Se assumi dei dipendenti, devi verificare se per l’attività svolta è obbligatoria l’assicurazione INAIL contro gli infortuni sul lavoro e le malattie professionali. L’obbligo dipende dal tipo di attività, dalle mansioni e dai rischi collegati al lavoro.
Quando l’assicurazione è obbligatoria, devi aprire o aggiornare la posizione INAIL della tua ditta individuale. In questa fase vanno indicate informazioni come l’attività esercitata, le mansioni svolte e la retribuzione prevista, perché questi dati incidono anche sul premio assicurativo.
Quando hai dei dipendenti, devi valutare i rischi legati alla tua attività e agli ambienti in cui si svolge il lavoro. Il DVR serve proprio a documentare questa valutazione e a indicare le misure da adottare per prevenire infortuni e tutelare la salute delle persone che lavorano con te.

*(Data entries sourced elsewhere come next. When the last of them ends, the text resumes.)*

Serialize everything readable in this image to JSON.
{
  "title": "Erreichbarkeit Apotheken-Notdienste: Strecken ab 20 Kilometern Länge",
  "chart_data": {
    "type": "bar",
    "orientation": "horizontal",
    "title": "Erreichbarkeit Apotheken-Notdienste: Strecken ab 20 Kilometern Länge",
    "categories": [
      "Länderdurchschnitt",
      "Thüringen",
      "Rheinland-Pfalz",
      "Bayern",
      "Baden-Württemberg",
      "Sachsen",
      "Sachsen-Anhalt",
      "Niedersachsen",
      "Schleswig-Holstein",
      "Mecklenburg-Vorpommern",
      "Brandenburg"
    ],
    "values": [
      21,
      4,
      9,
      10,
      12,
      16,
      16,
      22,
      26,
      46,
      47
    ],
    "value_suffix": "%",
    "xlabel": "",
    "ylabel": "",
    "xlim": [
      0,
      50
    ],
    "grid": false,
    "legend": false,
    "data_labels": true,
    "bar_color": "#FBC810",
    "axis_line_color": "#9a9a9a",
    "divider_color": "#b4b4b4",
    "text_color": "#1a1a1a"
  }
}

Non deve essere un documento generico: deve riflettere l’attività svolta, le mansioni, gli spazi di lavoro, le attrezzature utilizzate e i rischi effettivi. Per questo è importante prepararlo con il supporto di una persona competente in materia di salute e sicurezza sul lavoro.

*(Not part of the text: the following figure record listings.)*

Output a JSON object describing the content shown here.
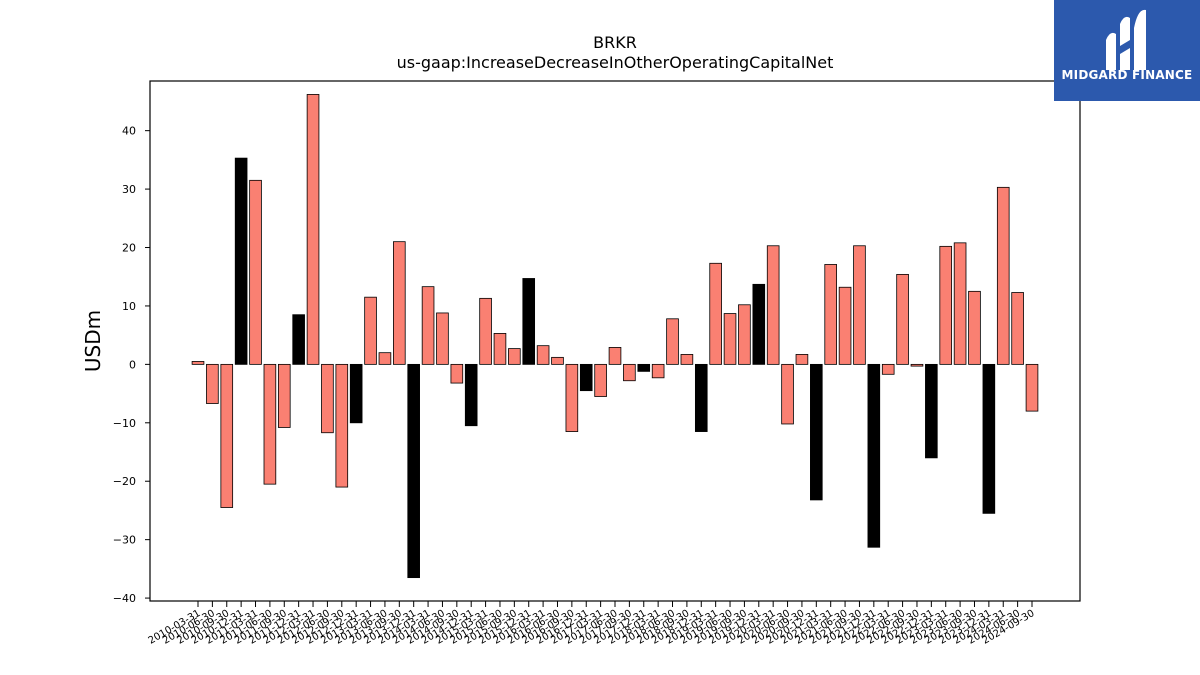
{
  "brand": {
    "name": "MIDGARD FINANCE",
    "bg_color": "#2c59ad"
  },
  "chart_data": {
    "type": "bar",
    "title": "BRKR",
    "subtitle": "us-gaap:IncreaseDecreaseInOtherOperatingCapitalNet",
    "ylabel": "USDm",
    "xlabel": "",
    "ylim": [
      -40.5,
      48.5
    ],
    "yticks": [
      -40,
      -30,
      -20,
      -10,
      0,
      10,
      20,
      30,
      40
    ],
    "grid": false,
    "legend": "none",
    "colors": {
      "quarterly": "#fa8072",
      "annual": "#000000"
    },
    "bars": [
      {
        "date": "2010-03-31",
        "value": 0.5,
        "kind": "quarterly"
      },
      {
        "date": "2010-06-30",
        "value": -6.7,
        "kind": "quarterly"
      },
      {
        "date": "2010-09-30",
        "value": -24.5,
        "kind": "quarterly"
      },
      {
        "date": "2010-12-31",
        "value": 35.3,
        "kind": "annual"
      },
      {
        "date": "2011-03-31",
        "value": 31.5,
        "kind": "quarterly"
      },
      {
        "date": "2011-06-30",
        "value": -20.5,
        "kind": "quarterly"
      },
      {
        "date": "2011-09-30",
        "value": -10.8,
        "kind": "quarterly"
      },
      {
        "date": "2011-12-31",
        "value": 8.5,
        "kind": "annual"
      },
      {
        "date": "2012-03-31",
        "value": 46.2,
        "kind": "quarterly"
      },
      {
        "date": "2012-06-30",
        "value": -11.7,
        "kind": "quarterly"
      },
      {
        "date": "2012-09-30",
        "value": -21.0,
        "kind": "quarterly"
      },
      {
        "date": "2012-12-31",
        "value": -10.0,
        "kind": "annual"
      },
      {
        "date": "2013-03-31",
        "value": 11.5,
        "kind": "quarterly"
      },
      {
        "date": "2013-06-30",
        "value": 2.0,
        "kind": "quarterly"
      },
      {
        "date": "2013-09-30",
        "value": 21.0,
        "kind": "quarterly"
      },
      {
        "date": "2013-12-31",
        "value": -36.5,
        "kind": "annual"
      },
      {
        "date": "2014-03-31",
        "value": 13.3,
        "kind": "quarterly"
      },
      {
        "date": "2014-06-30",
        "value": 8.8,
        "kind": "quarterly"
      },
      {
        "date": "2014-09-30",
        "value": -3.2,
        "kind": "quarterly"
      },
      {
        "date": "2014-12-31",
        "value": -10.5,
        "kind": "annual"
      },
      {
        "date": "2015-03-31",
        "value": 11.3,
        "kind": "quarterly"
      },
      {
        "date": "2015-06-30",
        "value": 5.3,
        "kind": "quarterly"
      },
      {
        "date": "2015-09-30",
        "value": 2.7,
        "kind": "quarterly"
      },
      {
        "date": "2015-12-31",
        "value": 14.7,
        "kind": "annual"
      },
      {
        "date": "2016-03-31",
        "value": 3.2,
        "kind": "quarterly"
      },
      {
        "date": "2016-06-30",
        "value": 1.2,
        "kind": "quarterly"
      },
      {
        "date": "2016-09-30",
        "value": -11.5,
        "kind": "quarterly"
      },
      {
        "date": "2016-12-31",
        "value": -4.5,
        "kind": "annual"
      },
      {
        "date": "2017-03-31",
        "value": -5.5,
        "kind": "quarterly"
      },
      {
        "date": "2017-06-30",
        "value": 2.9,
        "kind": "quarterly"
      },
      {
        "date": "2017-09-30",
        "value": -2.8,
        "kind": "quarterly"
      },
      {
        "date": "2017-12-31",
        "value": -1.2,
        "kind": "annual"
      },
      {
        "date": "2018-03-31",
        "value": -2.3,
        "kind": "quarterly"
      },
      {
        "date": "2018-06-30",
        "value": 7.8,
        "kind": "quarterly"
      },
      {
        "date": "2018-09-30",
        "value": 1.7,
        "kind": "quarterly"
      },
      {
        "date": "2018-12-31",
        "value": -11.5,
        "kind": "annual"
      },
      {
        "date": "2019-03-31",
        "value": 17.3,
        "kind": "quarterly"
      },
      {
        "date": "2019-06-30",
        "value": 8.7,
        "kind": "quarterly"
      },
      {
        "date": "2019-09-30",
        "value": 10.2,
        "kind": "quarterly"
      },
      {
        "date": "2019-12-31",
        "value": 13.7,
        "kind": "annual"
      },
      {
        "date": "2020-03-31",
        "value": 20.3,
        "kind": "quarterly"
      },
      {
        "date": "2020-06-30",
        "value": -10.2,
        "kind": "quarterly"
      },
      {
        "date": "2020-09-30",
        "value": 1.7,
        "kind": "quarterly"
      },
      {
        "date": "2020-12-31",
        "value": -23.2,
        "kind": "annual"
      },
      {
        "date": "2021-03-31",
        "value": 17.1,
        "kind": "quarterly"
      },
      {
        "date": "2021-06-30",
        "value": 13.2,
        "kind": "quarterly"
      },
      {
        "date": "2021-09-30",
        "value": 20.3,
        "kind": "quarterly"
      },
      {
        "date": "2021-12-31",
        "value": -31.3,
        "kind": "annual"
      },
      {
        "date": "2022-03-31",
        "value": -1.7,
        "kind": "quarterly"
      },
      {
        "date": "2022-06-30",
        "value": 15.4,
        "kind": "quarterly"
      },
      {
        "date": "2022-09-30",
        "value": -0.3,
        "kind": "quarterly"
      },
      {
        "date": "2022-12-31",
        "value": -16.0,
        "kind": "annual"
      },
      {
        "date": "2023-03-31",
        "value": 20.2,
        "kind": "quarterly"
      },
      {
        "date": "2023-06-30",
        "value": 20.8,
        "kind": "quarterly"
      },
      {
        "date": "2023-09-30",
        "value": 12.5,
        "kind": "quarterly"
      },
      {
        "date": "2023-12-31",
        "value": -25.5,
        "kind": "annual"
      },
      {
        "date": "2024-03-31",
        "value": 30.3,
        "kind": "quarterly"
      },
      {
        "date": "2024-06-30",
        "value": 12.3,
        "kind": "quarterly"
      },
      {
        "date": "2024-09-30",
        "value": -8.0,
        "kind": "quarterly"
      }
    ]
  }
}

Il Piano Operativo di Sicurezza non è un obbligo generale per tutte le ditte individuali con dipendenti. È richiesto quando la ditta individuale opera come impresa esecutrice o affidataria in un cantiere temporaneo o mobile.
Il POS riguarda il singolo cantiere e deve essere predisposto prima dell’inizio dei lavori. Serve a descrivere le attività da svolgere, i rischi collegati e le misure di sicurezza da adottare durante l’esecuzione del lavoro.

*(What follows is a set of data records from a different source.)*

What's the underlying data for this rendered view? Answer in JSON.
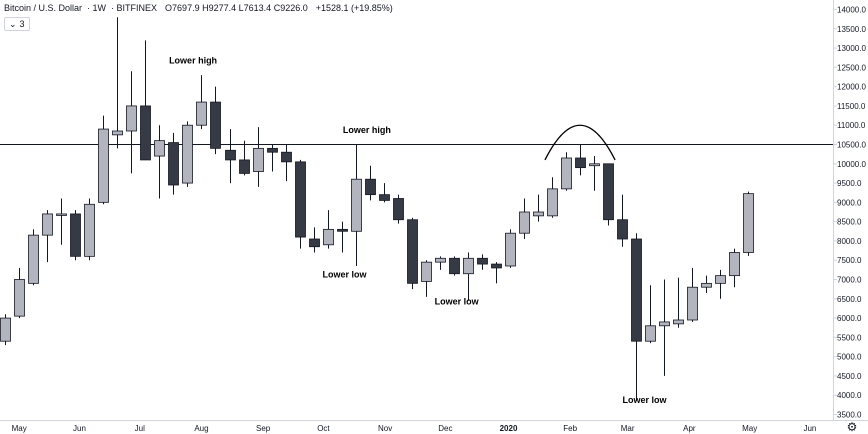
{
  "legend": {
    "symbol": "Bitcoin / U.S. Dollar",
    "interval": "1W",
    "exchange": "BITFINEX",
    "open": "O7697.9",
    "high": "H9277.4",
    "low": "L7613.4",
    "close": "C9226.0",
    "change": "+1528.1 (+19.85%)"
  },
  "indicator_badge": {
    "chevron": "⌄",
    "count": "3"
  },
  "settings_icon": "gear-icon",
  "colors": {
    "up_fill": "#b2b5be",
    "down_fill": "#363a45",
    "wick": "#131722",
    "hline": "#131722",
    "axis_border": "#d1d4dc"
  },
  "chart_data": {
    "type": "candlestick",
    "symbol": "BTCUSD",
    "interval": "1W",
    "ylim": [
      3500,
      14250
    ],
    "y_ticks": [
      "14000.0",
      "13500.0",
      "13000.0",
      "12500.0",
      "12000.0",
      "11500.0",
      "11000.0",
      "10500.0",
      "10000.0",
      "9500.0",
      "9000.0",
      "8500.0",
      "8000.0",
      "7500.0",
      "7000.0",
      "6500.0",
      "6000.0",
      "5500.0",
      "5000.0",
      "4500.0",
      "4000.0",
      "3500.0"
    ],
    "x_ticks": [
      {
        "label": "May",
        "index": 0
      },
      {
        "label": "Jun",
        "index": 4.3
      },
      {
        "label": "Jul",
        "index": 8.6
      },
      {
        "label": "Aug",
        "index": 13.0
      },
      {
        "label": "Sep",
        "index": 17.4
      },
      {
        "label": "Oct",
        "index": 21.7
      },
      {
        "label": "Nov",
        "index": 26.1
      },
      {
        "label": "Dec",
        "index": 30.4
      },
      {
        "label": "2020",
        "index": 34.9,
        "bold": true
      },
      {
        "label": "Feb",
        "index": 39.3
      },
      {
        "label": "Mar",
        "index": 43.4
      },
      {
        "label": "Apr",
        "index": 47.8
      },
      {
        "label": "May",
        "index": 52.1
      },
      {
        "label": "Jun",
        "index": 56.4
      }
    ],
    "horizontal_line": 10500,
    "candles": [
      {
        "o": 5400,
        "h": 6100,
        "l": 5300,
        "c": 6000
      },
      {
        "o": 6050,
        "h": 7300,
        "l": 6000,
        "c": 7000
      },
      {
        "o": 6900,
        "h": 8300,
        "l": 6850,
        "c": 8150
      },
      {
        "o": 8150,
        "h": 8800,
        "l": 7450,
        "c": 8700
      },
      {
        "o": 8700,
        "h": 9100,
        "l": 7900,
        "c": 8700
      },
      {
        "o": 8700,
        "h": 8800,
        "l": 7500,
        "c": 7600
      },
      {
        "o": 7600,
        "h": 9100,
        "l": 7500,
        "c": 8950
      },
      {
        "o": 9000,
        "h": 11250,
        "l": 8950,
        "c": 10900
      },
      {
        "o": 10750,
        "h": 13800,
        "l": 10400,
        "c": 10850
      },
      {
        "o": 10850,
        "h": 12400,
        "l": 9750,
        "c": 11500
      },
      {
        "o": 11500,
        "h": 13200,
        "l": 10100,
        "c": 10100
      },
      {
        "o": 10200,
        "h": 11000,
        "l": 9100,
        "c": 10600
      },
      {
        "o": 10550,
        "h": 10800,
        "l": 9200,
        "c": 9450
      },
      {
        "o": 9500,
        "h": 11100,
        "l": 9400,
        "c": 11000
      },
      {
        "o": 11000,
        "h": 12300,
        "l": 10900,
        "c": 11600
      },
      {
        "o": 11600,
        "h": 12000,
        "l": 10250,
        "c": 10400
      },
      {
        "o": 10350,
        "h": 10900,
        "l": 9500,
        "c": 10100
      },
      {
        "o": 10100,
        "h": 10600,
        "l": 9700,
        "c": 9750
      },
      {
        "o": 9800,
        "h": 10950,
        "l": 9400,
        "c": 10400
      },
      {
        "o": 10400,
        "h": 10500,
        "l": 9800,
        "c": 10300
      },
      {
        "o": 10300,
        "h": 10500,
        "l": 9550,
        "c": 10050
      },
      {
        "o": 10050,
        "h": 10100,
        "l": 7800,
        "c": 8100
      },
      {
        "o": 8050,
        "h": 8350,
        "l": 7700,
        "c": 7850
      },
      {
        "o": 7900,
        "h": 8800,
        "l": 7800,
        "c": 8300
      },
      {
        "o": 8300,
        "h": 8500,
        "l": 7700,
        "c": 8250
      },
      {
        "o": 8250,
        "h": 10500,
        "l": 7350,
        "c": 9600
      },
      {
        "o": 9600,
        "h": 9950,
        "l": 9050,
        "c": 9200
      },
      {
        "o": 9200,
        "h": 9500,
        "l": 9000,
        "c": 9050
      },
      {
        "o": 9100,
        "h": 9200,
        "l": 8450,
        "c": 8550
      },
      {
        "o": 8550,
        "h": 8600,
        "l": 6750,
        "c": 6900
      },
      {
        "o": 6950,
        "h": 7500,
        "l": 6550,
        "c": 7450
      },
      {
        "o": 7450,
        "h": 7600,
        "l": 7250,
        "c": 7550
      },
      {
        "o": 7550,
        "h": 7600,
        "l": 7100,
        "c": 7150
      },
      {
        "o": 7150,
        "h": 7700,
        "l": 6450,
        "c": 7550
      },
      {
        "o": 7550,
        "h": 7650,
        "l": 7250,
        "c": 7400
      },
      {
        "o": 7400,
        "h": 7450,
        "l": 6900,
        "c": 7300
      },
      {
        "o": 7350,
        "h": 8300,
        "l": 7300,
        "c": 8200
      },
      {
        "o": 8200,
        "h": 9100,
        "l": 8050,
        "c": 8750
      },
      {
        "o": 8650,
        "h": 9200,
        "l": 8500,
        "c": 8750
      },
      {
        "o": 8650,
        "h": 9650,
        "l": 8600,
        "c": 9350
      },
      {
        "o": 9350,
        "h": 10300,
        "l": 9300,
        "c": 10150
      },
      {
        "o": 10150,
        "h": 10500,
        "l": 9700,
        "c": 9900
      },
      {
        "o": 9950,
        "h": 10200,
        "l": 9300,
        "c": 10000
      },
      {
        "o": 10000,
        "h": 10000,
        "l": 8400,
        "c": 8550
      },
      {
        "o": 8550,
        "h": 9200,
        "l": 7850,
        "c": 8050
      },
      {
        "o": 8050,
        "h": 8200,
        "l": 3850,
        "c": 5400
      },
      {
        "o": 5400,
        "h": 6850,
        "l": 5350,
        "c": 5800
      },
      {
        "o": 5800,
        "h": 7000,
        "l": 4500,
        "c": 5900
      },
      {
        "o": 5850,
        "h": 7050,
        "l": 5750,
        "c": 5950
      },
      {
        "o": 5950,
        "h": 7300,
        "l": 5900,
        "c": 6800
      },
      {
        "o": 6800,
        "h": 7100,
        "l": 6650,
        "c": 6900
      },
      {
        "o": 6900,
        "h": 7250,
        "l": 6500,
        "c": 7100
      },
      {
        "o": 7100,
        "h": 7800,
        "l": 6800,
        "c": 7700
      },
      {
        "o": 7700,
        "h": 9277.4,
        "l": 7613.4,
        "c": 9226
      }
    ],
    "annotations": [
      {
        "text": "Lower high",
        "index": 13.4,
        "price": 12600
      },
      {
        "text": "Lower high",
        "index": 25.8,
        "price": 10800
      },
      {
        "text": "Lower low",
        "index": 24.2,
        "price": 7050
      },
      {
        "text": "Lower low",
        "index": 32.2,
        "price": 6350
      },
      {
        "text": "Lower low",
        "index": 45.6,
        "price": 3800
      }
    ],
    "arc": {
      "start_index": 38.5,
      "end_index": 43.5,
      "base_price": 10100,
      "peak_price": 11000
    }
  }
}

Se devi chiudere il rapporto con un dipendente, non puoi farlo in modo informale. Anche in una ditta individuale, il licenziamento deve essere comunicato per iscritto, avere un motivo e rispettare la procedura prevista.
I casi principali sono:
Se il licenziamento dipende dal comportamento del dipendente, devi comunicare il problema in modo chiaro, lasciare alla persona il tempo per rispondere e poi decidere se confermare il licenziamento.
Se invece il motivo è economico o organizzativo, quest’ultimo deve essere concreto e collegato alla situazione della tua attività. Per esempio, può dipendere da un calo stabile del lavoro, da una riorganizzazione interna o dal fatto che una certa mansione non sia più necessaria.
Alla chiusura del rapporto con un dipendente, devi gestire il preavviso, quando previsto. Se il rapporto si interrompe prima della fine del preavviso, può essere necessario pagare un importo sostitutivo.
Devi poi occuparti della comunicazione obbligatoria di cessazione e degli adempimenti economici finali: ultima busta paga, ferie e permessi non goduti, TFR, contributi ed eventuale contributo di licenziamento.
Il discorso cambia se lavori con collaboratori esterni, professionisti con Partita IVA o lavoratori a prestazione occasionale. In questi casi, di norma, non si parla di licenziamento: si interrompe la collaborazione secondo le condizioni previste dal contratto, dall’incarico o dagli accordi tra le parti.